The first picture I took was the one with a circle of empty chairs in the middle of this landscape. I had no idea of the meaning of this setting (where in hell came the chairs from?), yet it remained a central image.

I was standing on the ground of a town called Bückgen in Lower Lusatia. In 1989, the whole city had to make way for open-pit mining and 4,000 inhabitants lost their home. At that time, nobody knew that only a few weeks later the industrial age in Eastern Germany would find its end along with the collapse of the German Democratic Republic. The mine which was responsible for the destruction of Bückgen closed down after a few month of functioning.

Today the surreal presence of the town is unsettling. I hardly met any young people on my way, but as I was wandering I saw some old persons walking through the desert. They were involved in a sort of theatre play based on the memories they kept of their former home. Some of them had been coming here everyday since they retired. This was the place where they had been working, not a very long time ago. Like them, many former Bückgen residents still can’t understand why their life had to change that quickly. Their children leave this region for finding a job and a future elsewhere, in western Germany or abroad. The ones who stay see themselves as losers of the reunification process.
In about twenty years, according to urban planers, Bückgen is to become part of an attractive region, with a completely new landscape made of lakes, aquatic sports and trekking paths. For the winners of an ending epoch, the place has now became a projection screen for visions and new entrepreneurial hopes. But the old inhabitants of Bückgen probably won’t see the conclusion of any plans.

I was amazed how a meaningless wasteland slowly revealed its story. Bückgen became my setting for taking pictures. Like on a stage, every person who was passing its ground unintentionally became an actor of an undefined play.
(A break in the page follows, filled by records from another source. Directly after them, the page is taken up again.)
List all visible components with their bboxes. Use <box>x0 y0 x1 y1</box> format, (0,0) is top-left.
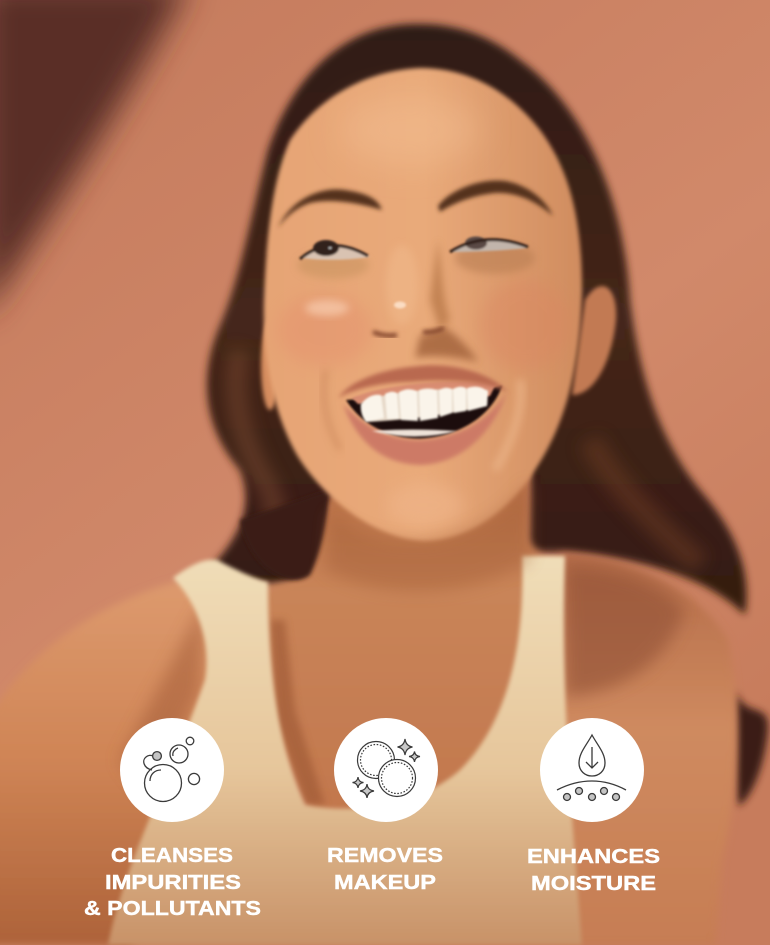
mouth interior <box>346 386 502 439</box>
forehead highlight <box>340 95 480 165</box>
label: enhances moisture: ENHANCES <box>527 845 660 868</box>
left shoulder and arm <box>0 578 290 945</box>
chin shadow on neck <box>325 480 530 591</box>
tank top <box>108 556 582 945</box>
right eye socket <box>455 242 535 274</box>
right shoulder and arm <box>560 553 737 945</box>
cheek highlight <box>305 300 349 316</box>
nose under shadow <box>415 328 478 362</box>
diagonal shadow on wall <box>0 0 190 320</box>
armpit shadow <box>120 600 205 800</box>
label: cleanses impurities and pollutants <box>84 844 261 920</box>
label: cleanses impurities and pollutants: IMPURITIES <box>105 871 241 894</box>
label: enhances moisture: MOISTURE <box>531 872 656 895</box>
label: enhances moisture <box>527 845 660 895</box>
label: cleanses impurities and pollutants: CLEANSES <box>111 844 233 867</box>
right ear <box>572 286 616 395</box>
benefit: cleanses impurities and pollutants <box>84 718 261 920</box>
nose side shadow <box>430 240 450 330</box>
smile crease left <box>324 370 340 450</box>
label: cleanses impurities and pollutants: & POLLUTANTS <box>84 897 261 920</box>
hair lock over neck <box>240 490 328 580</box>
back hair <box>207 24 768 806</box>
chin highlight <box>387 483 463 527</box>
icon: bubbles <box>120 718 224 822</box>
benefit: enhances moisture <box>527 718 660 895</box>
left eyebrow <box>278 189 382 228</box>
face <box>264 68 582 541</box>
nostrils <box>373 328 444 336</box>
upper gum <box>352 382 496 404</box>
cheek blush <box>277 294 373 366</box>
smile crease right <box>495 380 521 470</box>
hair highlights <box>236 350 700 565</box>
right eye <box>450 236 528 252</box>
right eyebrow <box>438 181 553 216</box>
left ear <box>261 320 279 410</box>
chest shadow along neckline <box>270 620 325 805</box>
left eye <box>300 240 370 260</box>
upper lip <box>338 365 508 398</box>
lower lip <box>343 392 507 465</box>
left eye socket <box>297 251 369 279</box>
icon: cotton pads and sparkles <box>334 718 438 822</box>
label: removes makeup <box>327 844 443 894</box>
shadow on right shoulder <box>565 565 685 697</box>
nose highlight <box>386 245 418 325</box>
label: removes makeup: MAKEUP <box>334 871 436 894</box>
icon: droplet absorbing into skin <box>540 718 644 822</box>
label: removes makeup: REMOVES <box>327 844 443 867</box>
upper teeth <box>361 387 488 422</box>
neck and chest <box>262 470 545 815</box>
benefit: removes makeup <box>327 718 443 894</box>
lower teeth <box>372 430 457 436</box>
It is here, I thought, in the middle of nothing, where the uncertain future of a reunited Germany presents itself in a playful manner.

 

Rolf Kuhn, executive of International Exhibition of Architecture and Construction IBA “Fürst-Pückler-Land”, overviewing shut down Meuro coal mine while standing on top of the roof of the IBA logistic center in Großräschen, Brandenburg, Germany, April 2006.

 

 

man walking through deserted landscape on the ground of former town of Bückgen, which had to make way for Meuro coal mine. Großräschen, Brandenburg, Germany, April 2006.

 

former inhabitants of Bückgen, resting on the ground of their hometown which had to make way for Meuro coal mine. Großräschen, Brandenburg, Germany, April 2006.

 

employee of the International Exhibition of Architecture and Construction IBA “Fürst-Pückler-Land” at IBA logistic center in Großräschen, Brandenburg, Germany, April 2006.

 

child playing on ground of Bückgen, which had to make way for Meuro coal mine. Großräschen, Brandenburg, Germany, April 2006.

 

closed down Meuro coal mine, ground of yet to build lake Ilse-See. Großräschen, Brandenburg, Germany, April 2006.

 

Dr. Lehnigk, former inhabitant of Bückgen, walking on the ground of his hometown which had to make way for Meuro coal mine. Großräschen, Brandenburg, Germany, April 2006.

 

bus driver waiting fot tourists at closed down Meuro coal mine. Großräschen, Brandenburg, Germany, April 2006.

 

tourist at IBA logistic center in Großräschen, Brandenburg, Germany, April 2006.

 

Hildegard Beese, former inhabitant of Bückgen in her garden in Großräschen, Brandenburg, Germany, April 2006.

 

former overburden conveyor bridge F60, todays visitor  attraction in Lichterfeld, Brandenburg, Germany, April 2006.

 

children playing in the neighbourhood of council estate of Neu-Bückgen. Großräschen, Brandenburg, Germany, April 2006.